4 Comments to "Prezzi Fissi"

  1. stefano.dandrea's Gravatar stefano.dandrea
    August 26, 2014 - 3:40 pm | Permalink

    Solo per dire che i vincoli alla circolazione dei capitali consistevano nella necessità di autorizzazioni amministrative. La concessione di autorizzazioni, anche generali (ossia per tipi di atti), comportava una liberalizzazione a livello amministrativo. Nel 1990 è stato soltanto stabilito che le autorizzazioni – che già negli anni ottanta venivano date molto agevolmente; anzi in un libro del 1981 si trova scritto che la liberalizzazione amministrativa degli investimenti esteri era completa – non servivano piu' e non potevano essere reintrodotte perché in contrasto con regolamenti del 1988 (e poi con Maastricht).

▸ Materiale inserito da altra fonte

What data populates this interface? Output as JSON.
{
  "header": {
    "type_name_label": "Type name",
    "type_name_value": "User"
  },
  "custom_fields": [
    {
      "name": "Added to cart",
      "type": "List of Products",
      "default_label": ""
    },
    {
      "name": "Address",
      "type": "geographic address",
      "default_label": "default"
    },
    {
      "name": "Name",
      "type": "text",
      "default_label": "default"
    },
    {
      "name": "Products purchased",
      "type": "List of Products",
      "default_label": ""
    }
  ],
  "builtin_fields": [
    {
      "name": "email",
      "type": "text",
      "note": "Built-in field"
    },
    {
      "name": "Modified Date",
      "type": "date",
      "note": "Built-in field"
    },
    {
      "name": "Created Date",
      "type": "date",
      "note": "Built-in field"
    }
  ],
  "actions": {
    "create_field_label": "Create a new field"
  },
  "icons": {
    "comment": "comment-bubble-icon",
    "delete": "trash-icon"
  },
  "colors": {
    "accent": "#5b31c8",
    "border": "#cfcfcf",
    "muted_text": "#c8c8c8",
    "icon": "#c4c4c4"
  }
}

    • stefano.dandrea's Gravatar stefano.dandrea
      August 26, 2014 - 3:41 pm | Permalink

      regolamenti europei

      • August 26, 2014 - 8:59 pm | Permalink

        Ci voleva! Ci voleva un post economico narrativo che coniugasse la complessità delle correlazioni con la semplicità dell'esposizione, e che abbinasse l'unitarietà di argomenti con la molteplicità degli aspetti mantenendo viva la curiosità e la comprensione.

        Complimenti.  Cerco da tanto un "racconto" così chiaro sia per l'idraulico che hai in mente tu,  sia per i lavoratori che ho in mente io. A loro importano poco i particolari e i cicli. Sarà una battaglia vinta se capiscono il nocciolo del post. Grazie.